Inner Cities Of Refuge
Deuteronomy 19:1-21 - A Neville Goddard interpretation
Read Deuteronomy 19 in context
Scripture Focus
Biblical Context
The text sets up cities of refuge for accidental killers, so they may live. It also mandates careful witnesses and boundaries to keep the community just.
Neville's Inner Vision
Beloved, consider Deuteronomy 19:1–21 as a map of your inner weather. The land is your consciousness; the cities of refuge are three quiet states of awareness you retreat to when a thought turns violent or accusing. You separate three inner territories, and you prepare a way for the slayer to flee into them so life can be preserved. When a thought tries to strike another, it is simply a misfire of perception, and the refuge is where you allow the impulse to be examined without acting it out. The elders, priests, and judges are your inner discernment—the laws by which you test a claim against your I AM. Two witnesses, or three, are the checks of your awareness that a thought is true or false.

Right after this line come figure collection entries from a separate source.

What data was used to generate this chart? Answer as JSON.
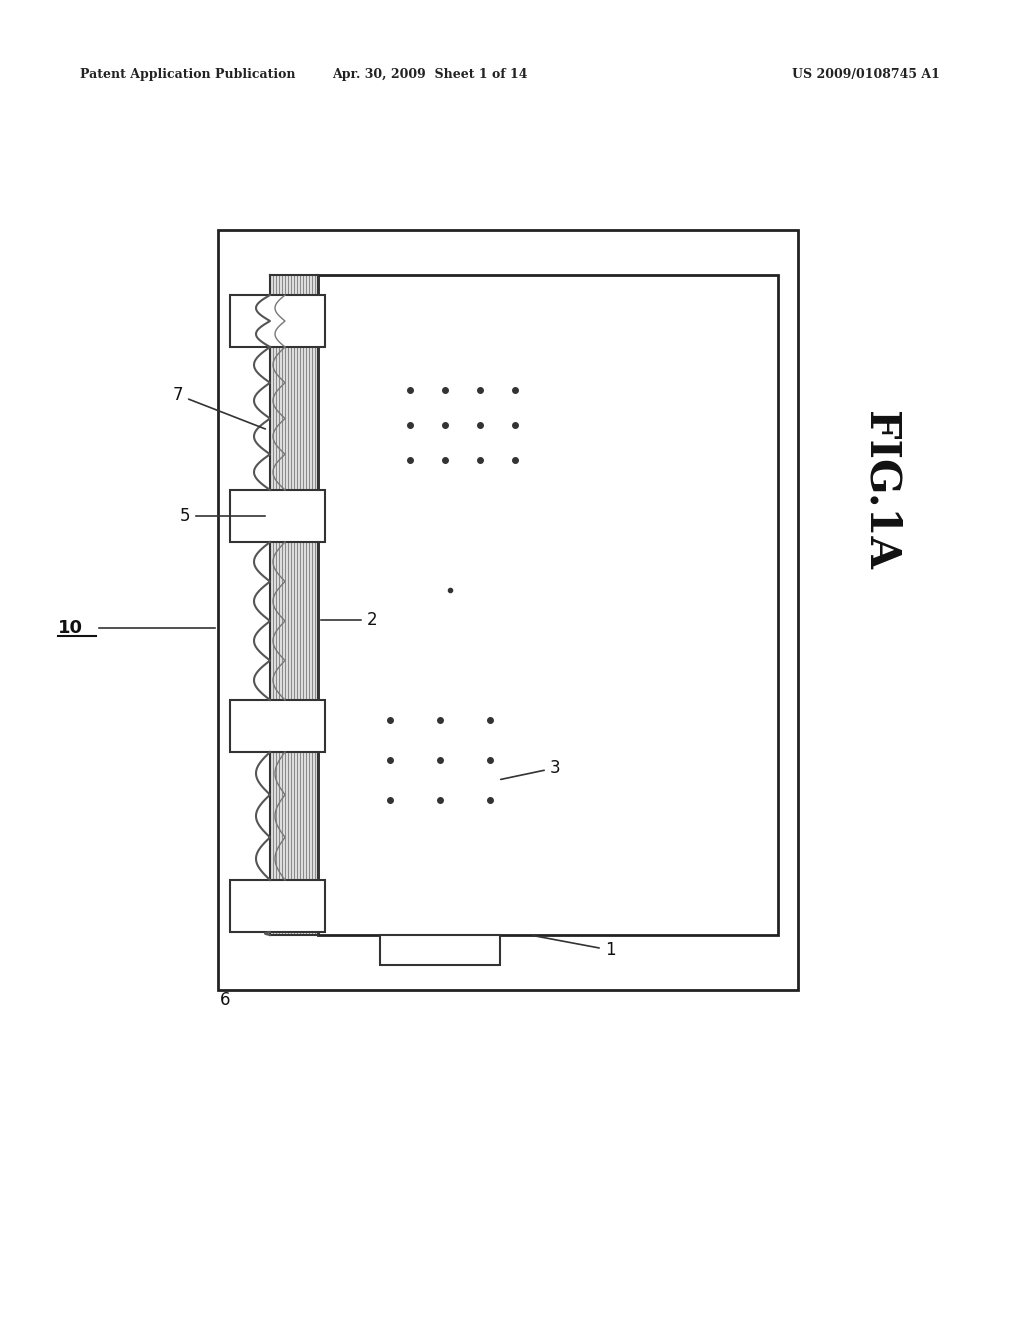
{
  "bg_color": "#ffffff",
  "header_left": "Patent Application Publication",
  "header_mid": "Apr. 30, 2009  Sheet 1 of 14",
  "header_right": "US 2009/0108745 A1",
  "fig_label": "FIG.1A",
  "device_label": "10",
  "label_1": "1",
  "label_2": "2",
  "label_3": "3",
  "label_5": "5",
  "label_6": "6",
  "label_7": "7"
}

If you hate, if you lie in wait, you invite guilt into your own life; hence the command to set limits and to judge honestly, so life stays intact in your experience. The "eye for eye" is the return of thought to you—corrected by inner revision when you align with your divine order.
Practice This Now
Imaginative_act: Assume you are already dwelling in one of the inner cities of refuge; feel the calm, and, when a troubling impulse arises, revise it by declaring, I AM the witness and I choose peace. Do this until the feeling is real.